Qualcuno ha voluto vedere nel gesto di Gassmann e nel sostegno dei molti cittadini che hanno condiviso il suo hastag, quella rivoluzione dal basso che ha animato anche i milanesi. Come riunire, finalmente, sotto un unico destino due città così fondamentalmente diverse. Riunirle verso l’alto, verso un’idea virtuosa di dignità, a tutto guadagno – ciò andrà detto – della cittadinanza romana. Questa operazione, ancorché legittima, è per lo meno pretestuosa, innanzitutto perchè nasce da basi profondamente diverse. La sollevazione dei milanesi nacque da eventi chiari, sociologicamente impeccabili: un nemico aveva invaso il loro territorio, comportandosi in maniera totalmente inurbana. Del nemico aveva le fattezze, la configurazione, i linguaggi, tutto l’armamentario necessario a considerarlo tale. Avere un nemico vero, che attenta alla tua tranquillità, autorizza i cittadini a organizzare una difesa legittma e di livello eguale e contrario. I maledetti black bloc ebbero, per così dire, pan per focaccia. Loro spaccarono, i milanesi riedificarono. Il simbolo della spugna non si dimenticherà così facilmente.
È la stessa operazione che tocca ai romani? Proprio no. Qui il nemico non c’è o come al solito capita alla città dei Palazzi è tutto politico e particolarmente indistinto.

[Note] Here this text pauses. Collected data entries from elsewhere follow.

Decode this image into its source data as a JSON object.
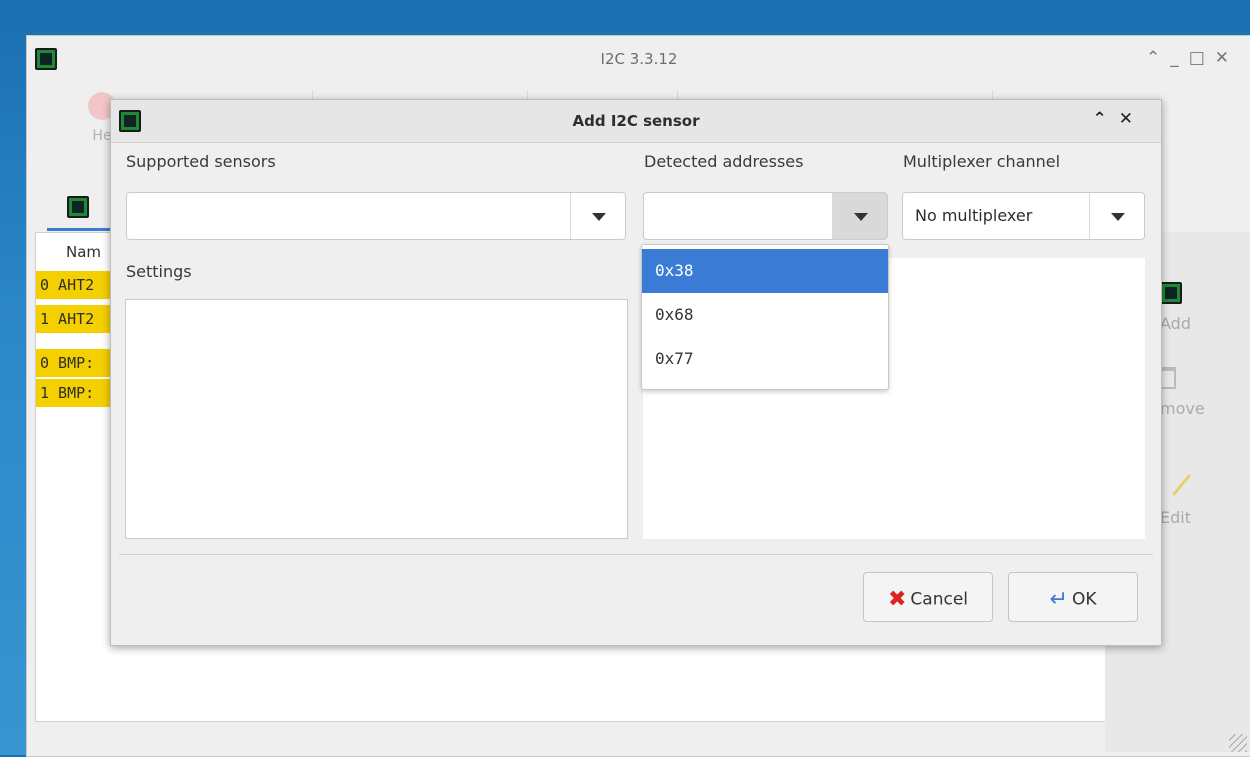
{
  "main_window": {
    "title": "I2C 3.3.12",
    "toolbar_partial_label": "He",
    "column_header": "Nam",
    "rows": [
      {
        "text": "0 AHT2"
      },
      {
        "text": "1 AHT2"
      },
      {
        "text": "0 BMP:"
      },
      {
        "text": "1 BMP:"
      }
    ],
    "side_buttons": {
      "add": "Add",
      "remove": "move",
      "edit": "Edit"
    }
  },
  "dialog": {
    "title": "Add I2C sensor",
    "supported_sensors_label": "Supported sensors",
    "supported_sensors_value": "",
    "detected_addresses_label": "Detected addresses",
    "detected_addresses_value": "",
    "multiplexer_label": "Multiplexer channel",
    "multiplexer_value": "No multiplexer",
    "settings_label": "Settings",
    "address_options": [
      "0x38",
      "0x68",
      "0x77"
    ],
    "selected_address_index": 0,
    "cancel_label": "Cancel",
    "ok_label": "OK"
  },
  "colors": {
    "selection": "#3a7bd5",
    "row_highlight": "#f5d000",
    "desktop": "#2b86c6"
  }
}
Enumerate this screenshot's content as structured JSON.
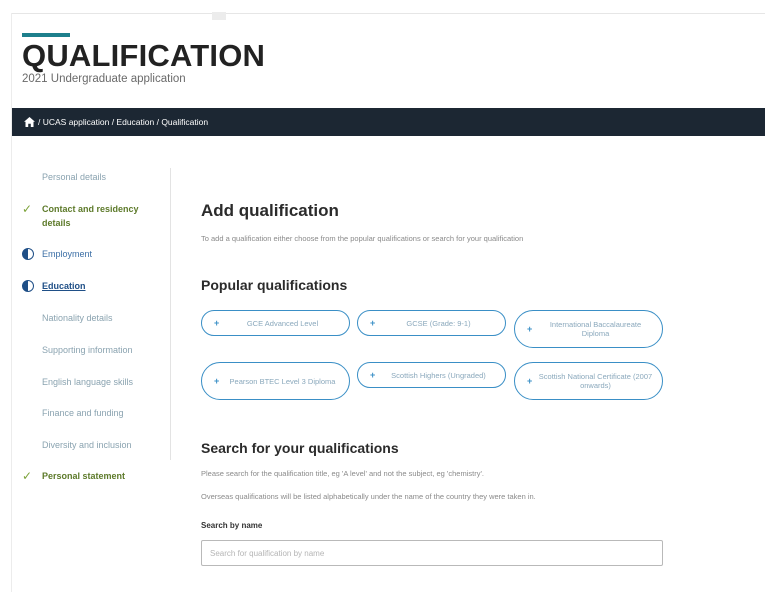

Qui c’è una giunta che per una serie infinita di motivi – tra i quali anche la propria incapacità – non riesce più a governare la città. Non è un nemico, anzi, si dice costantemente e continuamente dalla parte dei cittadini. Nei giorni successivi alla sollevazione milanese, feci il mio personalissimo sondaggio per Roma: chiesi ad amici e anche a persone incontrate per caso, se una cosa del genere sarebbe potuta accadere anche nella Capitale. Mi guardarono con un certo sospetto e quel filo di ironico cinismo che sempre accompagna la romanità, ma la risposta fu chiara e netta: neppure per idea. Non si definirà qui l’asticella etica di romani e milanesi, per dire che questi sono meglio di quelli o viceversa. Ma sulle organizzazioni sociali, invece qualcosa si può dire, sulle attitudini a “concedere” troppo ai politici della propria città, su quella condizione diffusa per cui se “non fai” qualcuno farà per te e pazienza se alla fine non farà nessuno. Quella condizione che sposta sempre un centimetro più in là il momento dell’indignazione, della presa definitiva di consapevolezza, della ramazza mentale, dell’invettiva “questo è troppo”. Stiamo naturalmente parlando di Roma, che è molto malata e malati non immaginari sono i suoi cittadini. Gassmann, qualcuno dice in maniera buonista e veltroniana, ha cercato di interrompere un flusso millenario. Ma il suo #Romasonoio resterà lettera morta.